Low Tensor Rank Learning of Neural Dynamics
This provides insight into the evolution of connectivity in biological and artificial neural networks, enabling reverse engineering of learning-induced changes from neural recordings, but it is incremental as it builds on known low-rank observations.
The study tackled the problem of understanding how low-rank structure in weight matrices evolves during learning in recurrent neural networks (RNNs), finding that inferred weights are low-tensor-rank and evolve over a fixed low-dimensional subspace throughout learning, validated on an RNN trained for a motor task.
Learning relies on coordinated synaptic changes in recurrently connected populations of neurons. Therefore, understanding the collective evolution of synaptic connectivity over learning is a key challenge in neuroscience and machine learning.
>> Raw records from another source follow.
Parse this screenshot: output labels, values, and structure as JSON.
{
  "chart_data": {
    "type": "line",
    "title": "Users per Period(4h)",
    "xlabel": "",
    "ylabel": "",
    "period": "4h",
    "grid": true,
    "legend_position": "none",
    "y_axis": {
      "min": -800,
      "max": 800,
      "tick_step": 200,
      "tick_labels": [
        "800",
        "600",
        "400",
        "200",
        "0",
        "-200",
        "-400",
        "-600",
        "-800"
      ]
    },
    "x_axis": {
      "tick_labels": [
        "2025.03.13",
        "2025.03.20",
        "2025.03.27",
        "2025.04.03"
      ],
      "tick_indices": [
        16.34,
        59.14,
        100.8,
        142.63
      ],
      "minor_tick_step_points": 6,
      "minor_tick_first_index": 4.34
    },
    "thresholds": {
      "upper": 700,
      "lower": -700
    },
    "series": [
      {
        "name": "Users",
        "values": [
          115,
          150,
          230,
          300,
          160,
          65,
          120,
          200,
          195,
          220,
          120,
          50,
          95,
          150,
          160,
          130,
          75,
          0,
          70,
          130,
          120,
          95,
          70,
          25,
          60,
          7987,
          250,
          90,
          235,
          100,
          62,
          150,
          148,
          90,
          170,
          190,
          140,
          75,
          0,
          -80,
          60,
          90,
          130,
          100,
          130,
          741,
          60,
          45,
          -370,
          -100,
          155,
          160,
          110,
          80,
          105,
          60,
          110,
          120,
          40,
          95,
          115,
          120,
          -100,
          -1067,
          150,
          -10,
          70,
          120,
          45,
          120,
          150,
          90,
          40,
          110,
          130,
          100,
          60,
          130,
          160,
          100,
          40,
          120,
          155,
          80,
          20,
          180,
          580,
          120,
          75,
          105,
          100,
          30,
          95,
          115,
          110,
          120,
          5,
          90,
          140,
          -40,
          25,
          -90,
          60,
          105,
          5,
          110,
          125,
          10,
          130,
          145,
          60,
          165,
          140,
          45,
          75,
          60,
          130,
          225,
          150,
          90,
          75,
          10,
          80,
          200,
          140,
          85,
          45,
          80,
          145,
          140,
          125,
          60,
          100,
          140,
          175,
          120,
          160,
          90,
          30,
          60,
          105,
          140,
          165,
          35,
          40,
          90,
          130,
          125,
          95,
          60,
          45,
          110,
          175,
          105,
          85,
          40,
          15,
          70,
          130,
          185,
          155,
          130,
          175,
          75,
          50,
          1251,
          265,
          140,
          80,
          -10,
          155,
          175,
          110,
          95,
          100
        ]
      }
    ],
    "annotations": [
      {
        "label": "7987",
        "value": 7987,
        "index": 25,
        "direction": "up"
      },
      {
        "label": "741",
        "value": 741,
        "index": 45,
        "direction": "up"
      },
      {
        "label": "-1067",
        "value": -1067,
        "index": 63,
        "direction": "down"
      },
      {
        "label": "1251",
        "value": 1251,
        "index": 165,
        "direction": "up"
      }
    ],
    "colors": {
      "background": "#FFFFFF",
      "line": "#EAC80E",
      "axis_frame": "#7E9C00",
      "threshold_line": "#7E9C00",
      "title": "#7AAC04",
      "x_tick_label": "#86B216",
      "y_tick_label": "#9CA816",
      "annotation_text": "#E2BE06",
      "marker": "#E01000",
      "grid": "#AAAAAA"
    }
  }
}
In particular, recent work has shown that the weight matrices of task-trained RNNs are typically low rank, but how this low rank structure unfolds over learning is unknown. To address this, we investigate the rank of the 3-tensor formed by the weight matrices throughout learning. By fitting RNNs of varying rank to large-scale neural recordings during a motor learning task, we find that the inferred weights are low-tensor-rank and therefore evolve over a fixed low-dimensional subspace throughout the entire course of learning. We next validate the observation of low-tensor-rank learning on an RNN trained to solve the same task. Finally, we present a set of mathematical results bounding the matrix and tensor ranks of gradient descent learning dynamics which show that low-tensor-rank weights emerge naturally in RNNs trained to solve low-dimensional tasks. Taken together, our findings provide insight on the evolution of population connectivity over learning in both biological and artificial neural networks, and enable reverse engineering of learning-induced changes in recurrent dynamics from large-scale neural recordings.